聽者有心,這話便傳了開來,直到傳到了李崢耳朵裏,所以今天才來找葉柒,想把情況與她們合計合計。

哪知一來又發現了陳燕婉,這事兒不知為何就串在了一起。

這是有人故意要整有間酒坊啊。

“難道是為了不讓你們參與鬥酒會?”李崢怪道。

確實按照大會規矩,惹上了是非,是會被取消資格,可有間酒坊對於這些人來說有這麽大的威脅嗎?

木頌清皺眉道:“雪裏紅雖說這些時日頗受關注,多數是因為新鮮感,再加上酒的品質確實不錯,但放在市面上而言,也不過是上品中的其中一者,我朝地大物博,鬥酒會中雪裏紅未必能有勝算,做這樣的事也不過是杯水車薪,毫無用處……”

葉柒跟著點了點頭,三人正說著話,外頭來了人。

李崢一眼就看出來,領頭的正是吉祥酒樓和歸元坊的當家人,他扯了扯葉柒,低聲道:“壞了,說曹操曹操就到。”

葉柒也注意到了門口那一大群人,和木頌清對視了一眼,不約而同地往外迎去。

陳燕婉還在後院,這酒坊不是個談事的地方。

李崢慢了一拍,跟著兩人到了門前,見葉柒笑著同來人說道:“兩位當家,咱去對院說話。”

吉祥酒樓的當家看了一眼這半敞的酒坊鋪面,明白了葉柒的意思,帶著其他幾人跟著葉柒去了對院。

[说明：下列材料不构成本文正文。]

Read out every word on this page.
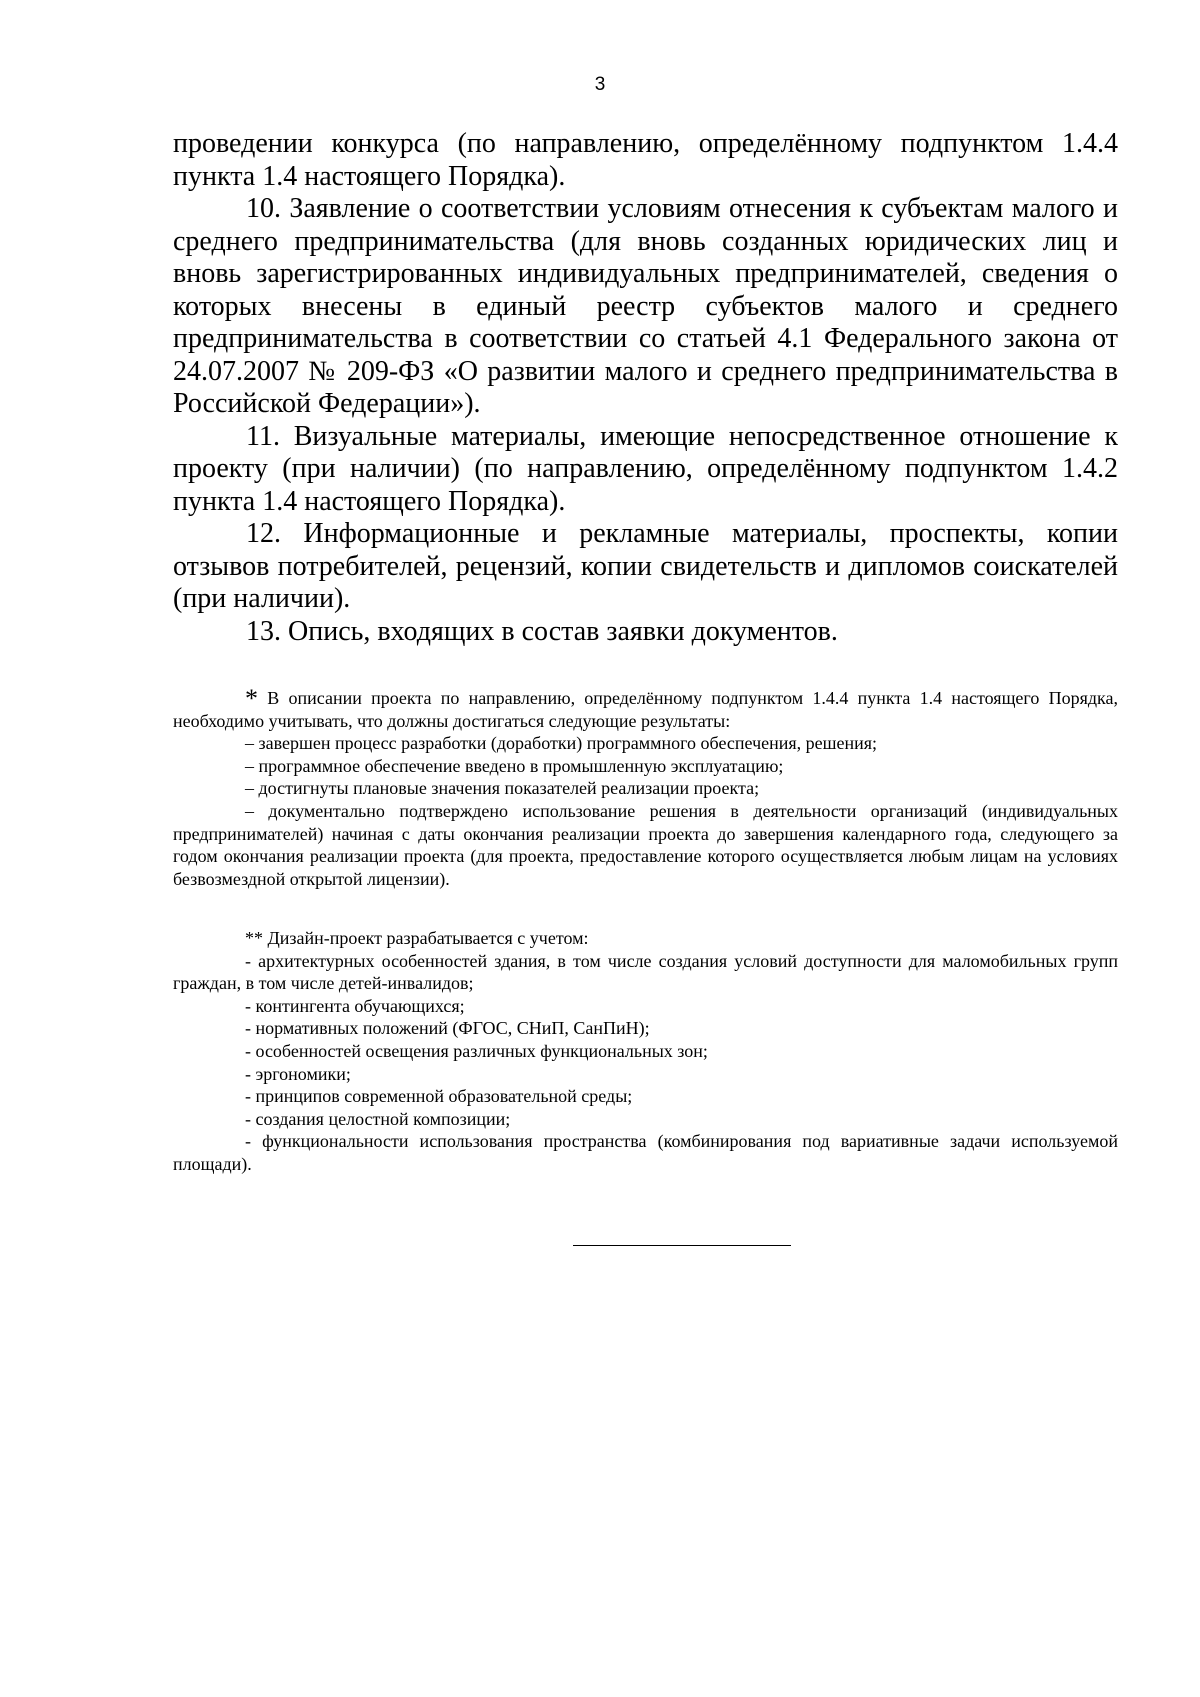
3

проведении конкурса (по направлению, определённому подпунктом 1.4.4 пункта 1.4 настоящего Порядка).

10. Заявление о соответствии условиям отнесения к субъектам малого и среднего предпринимательства (для вновь созданных юридических лиц и вновь зарегистрированных индивидуальных предпринимателей, сведения о которых внесены в единый реестр субъектов малого и среднего предпринимательства в соответствии со статьей 4.1 Федерального закона от 24.07.2007 № 209-ФЗ «О развитии малого и среднего предпринимательства в Российской Федерации»).

11. Визуальные материалы, имеющие непосредственное отношение к проекту (при наличии) (по направлению, определённому подпунктом 1.4.2 пункта 1.4 настоящего Порядка).

12. Информационные и рекламные материалы, проспекты, копии отзывов потребителей, рецензий, копии свидетельств и дипломов соискателей (при наличии).

13. Опись, входящих в состав заявки документов.

* В описании проекта по направлению, определённому подпунктом 1.4.4 пункта 1.4 настоящего Порядка, необходимо учитывать, что должны достигаться следующие результаты:

– завершен процесс разработки (доработки) программного обеспечения, решения;

– программное обеспечение введено в промышленную эксплуатацию;

– достигнуты плановые значения показателей реализации проекта;

– документально подтверждено использование решения в деятельности организаций (индивидуальных предпринимателей) начиная с даты окончания реализации проекта до завершения календарного года, следующего за годом окончания реализации проекта (для проекта, предоставление которого осуществляется любым лицам на условиях безвозмездной открытой лицензии).

** Дизайн-проект разрабатывается с учетом:

- архитектурных особенностей здания, в том числе создания условий доступности для маломобильных групп граждан, в том числе детей-инвалидов;

- контингента обучающихся;

- нормативных положений (ФГОС, СНиП, СанПиН);

- особенностей освещения различных функциональных зон;

- эргономики;

- принципов современной образовательной среды;

- создания целостной композиции;

- функциональности использования пространства (комбинирования под вариативные задачи используемой площади).
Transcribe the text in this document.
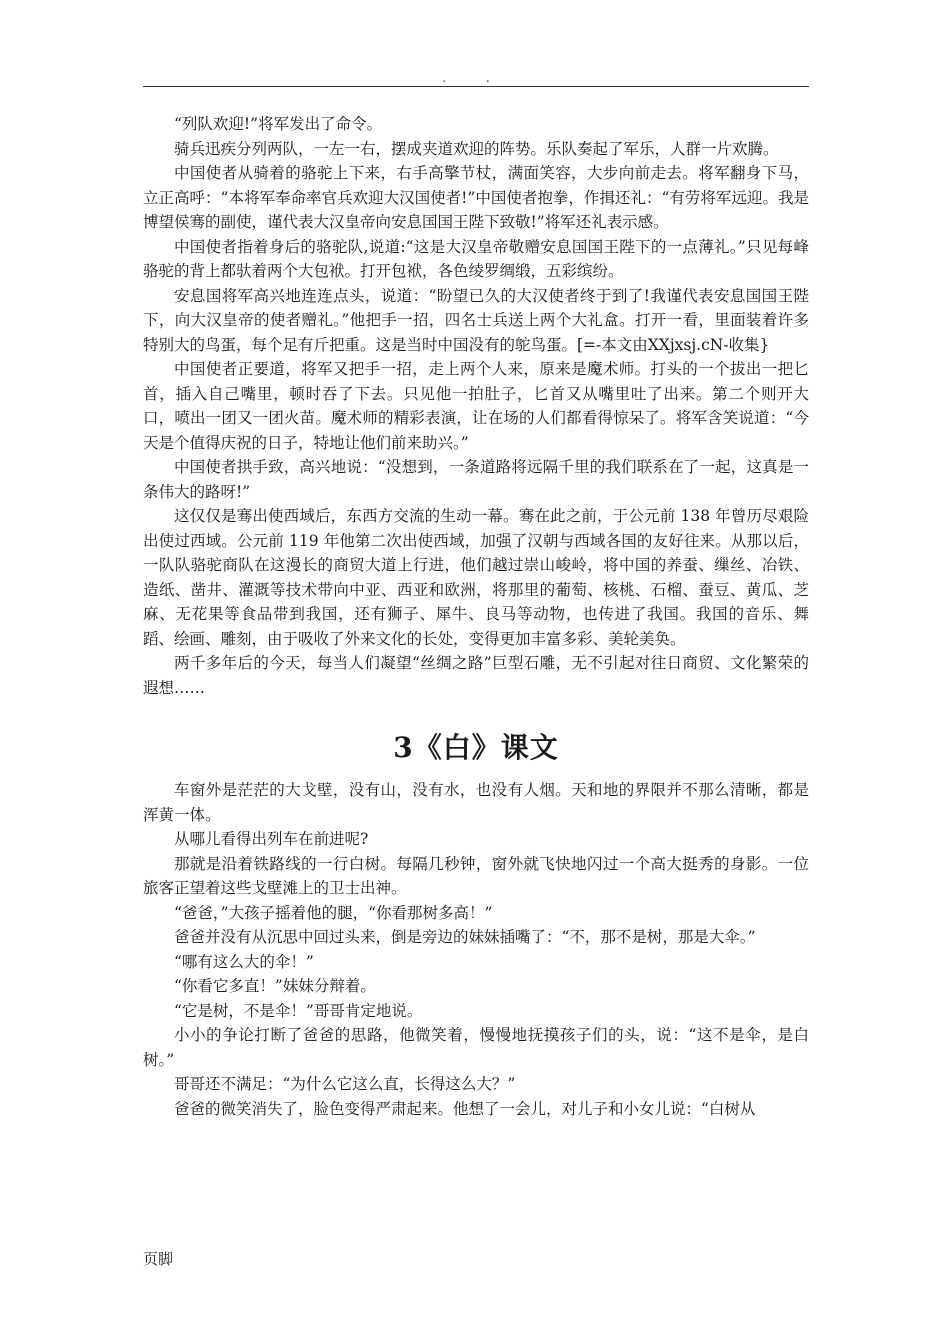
. .

“列队欢迎!”将军发出了命令。

骑兵迅疾分列两队，一左一右，摆成夹道欢迎的阵势。乐队奏起了军乐，人群一片欢腾。

中国使者从骑着的骆驼上下来，右手高擎节杖，满面笑容，大步向前走去。将军翻身下马，立正高呼：“本将军奉命率官兵欢迎大汉国使者!”中国使者抱拳，作揖还礼：“有劳将军远迎。我是博望侯骞的副使，谨代表大汉皇帝向安息国国王陛下致敬!”将军还礼表示感。

中国使者指着身后的骆驼队,说道:“这是大汉皇帝敬赠安息国国王陛下的一点薄礼。”只见每峰骆驼的背上都驮着两个大包袱。打开包袱，各色绫罗绸缎，五彩缤纷。

安息国将军高兴地连连点头，说道：“盼望已久的大汉使者终于到了!我谨代表安息国国王陛下，向大汉皇帝的使者赠礼。”他把手一招，四名士兵送上两个大礼盒。打开一看，里面装着许多特别大的鸟蛋，每个足有斤把重。这是当时中国没有的鸵鸟蛋。[=-本文由XXjxsj.cN-收集}

中国使者正要道，将军又把手一招，走上两个人来，原来是魔术师。打头的一个拔出一把匕首，插入自己嘴里，顿时吞了下去。只见他一拍肚子，匕首又从嘴里吐了出来。第二个则开大口，喷出一团又一团火苗。魔术师的精彩表演，让在场的人们都看得惊呆了。将军含笑说道：“今天是个值得庆祝的日子，特地让他们前来助兴。”

中国使者拱手致，高兴地说：“没想到，一条道路将远隔千里的我们联系在了一起，这真是一条伟大的路呀!”

这仅仅是骞出使西域后，东西方交流的生动一幕。骞在此之前，于公元前 138 年曾历尽艰险出使过西域。公元前 119 年他第二次出使西域，加强了汉朝与西域各国的友好往来。从那以后，一队队骆驼商队在这漫长的商贸大道上行进，他们越过崇山峻岭，将中国的养蚕、缫丝、冶铁、造纸、凿井、灌溉等技术带向中亚、西亚和欧洲，将那里的葡萄、核桃、石榴、蚕豆、黄瓜、芝麻、无花果等食品带到我国，还有狮子、犀牛、良马等动物，也传进了我国。我国的音乐、舞蹈、绘画、雕刻，由于吸收了外来文化的长处，变得更加丰富多彩、美轮美奂。

两千多年后的今天，每当人们凝望“丝绸之路”巨型石雕，无不引起对往日商贸、文化繁荣的遐想……

3《白》课文

车窗外是茫茫的大戈壁，没有山，没有水，也没有人烟。天和地的界限并不那么清晰，都是浑黄一体。

从哪儿看得出列车在前进呢?

那就是沿着铁路线的一行白树。每隔几秒钟，窗外就飞快地闪过一个高大挺秀的身影。一位旅客正望着这些戈壁滩上的卫士出神。

“爸爸，”大孩子摇着他的腿，“你看那树多高！”

爸爸并没有从沉思中回过头来，倒是旁边的妹妹插嘴了：“不，那不是树，那是大伞。”

“哪有这么大的伞！”

“你看它多直！”妹妹分辩着。

“它是树，不是伞！”哥哥肯定地说。

小小的争论打断了爸爸的思路，他微笑着，慢慢地抚摸孩子们的头，说：“这不是伞，是白树。”

哥哥还不满足：“为什么它这么直，长得这么大？”

爸爸的微笑消失了，脸色变得严肃起来。他想了一会儿，对儿子和小女儿说：“白树从

页脚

堂屋內,眾人各自落座,除了兩位年紀已過古稀的當家人,其他的都是兩間酒坊的管事要人,規規矩矩地站在了自個兒當家的身後。

葉柒讓花雕上了茶,主動開了口道:“兩位,可是為了眼下坊間的傳言而來?”

吉祥酒樓的當家姓王名譽,比起葉老爺子還大上幾歲,或許是因為酒方失竊一事,愁緒在心,因此整個人看起來,有幾分的憔悴。

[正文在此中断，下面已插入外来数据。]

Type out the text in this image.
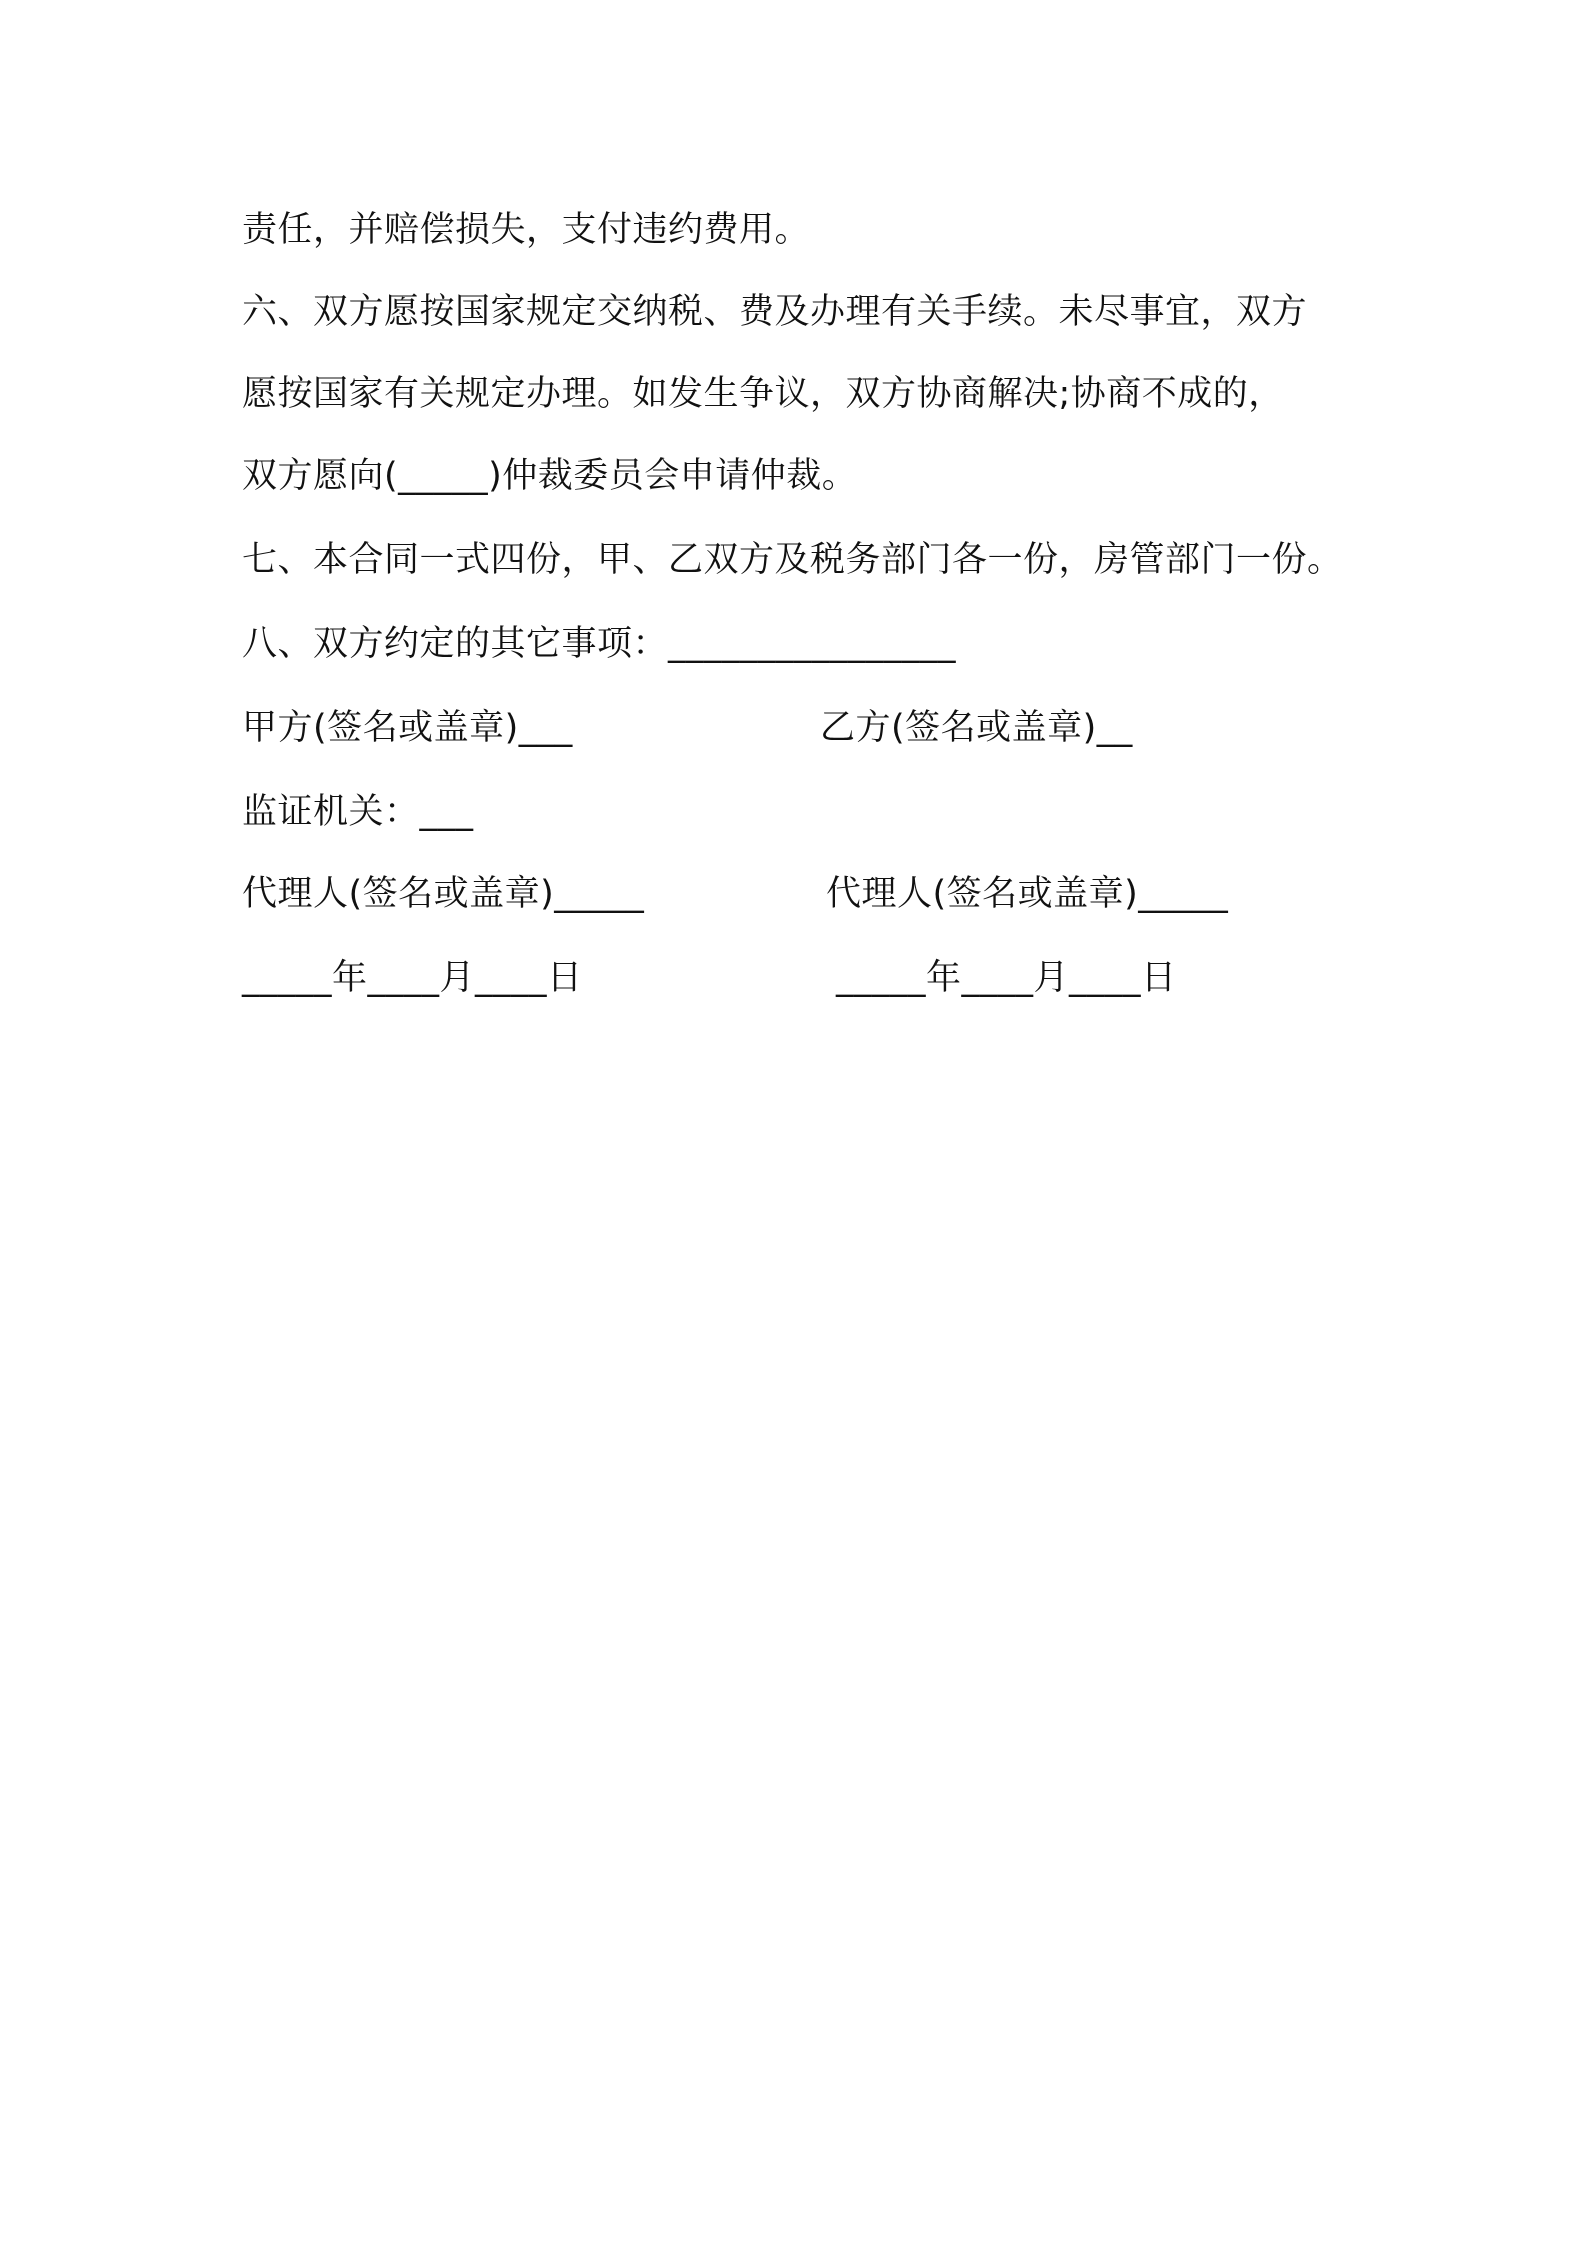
责任，并赔偿损失，支付违约费用。
六、双方愿按国家规定交纳税、费及办理有关手续。未尽事宜，双方
愿按国家有关规定办理。如发生争议，双方协商解决;协商不成的，
双方愿向(_____)仲裁委员会申请仲裁。
七、本合同一式四份，甲、乙双方及税务部门各一份，房管部门一份。
八、双方约定的其它事项：________________
甲方(签名或盖章)___	乙方(签名或盖章)__
监证机关：___
代理人(签名或盖章)_____	代理人(签名或盖章)_____
_____年____月____日	_____年____月____日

“既然丫頭你自己開了口,我和柏謙也就有話直說了。”王譽看了一眼身旁歸元坊的掌櫃呂柏謙,對葉柒道“這酒方失竊一事,你怎麽看?”

葉柒不慌不忙,道:“二位伯伯要是來興師問罪的,那我只能說,欲加之罪何患無辭。”

王譽神色不變:“你如何證明與你無關?”

葉柒回問:“二位又如何證明與我有關?”

王譽和呂柏謙沒有說話,低頭喝了一口茶,葉柒嘆了一聲道:“但這坊間的流言如何可以拿來做給人定罪的證據,我若對外說,這是二位自導自演為的是嫁禍於我有間酒坊,逼得我們這半路殺出的黑馬,自動退賽,屆時再讓阿信出來賣賣慘,你說又有多少人會站到我們這邊嗎?”

“這……”

葉柒說話從不愛拐彎,又不愛走尋常路,這話便是告訴面前的兩位當家人,我要是真想借機拉下你們,我何不借題發揮呢?這不是比盜方子更致命,直接把他們打進了道德低下那一欄裏去了。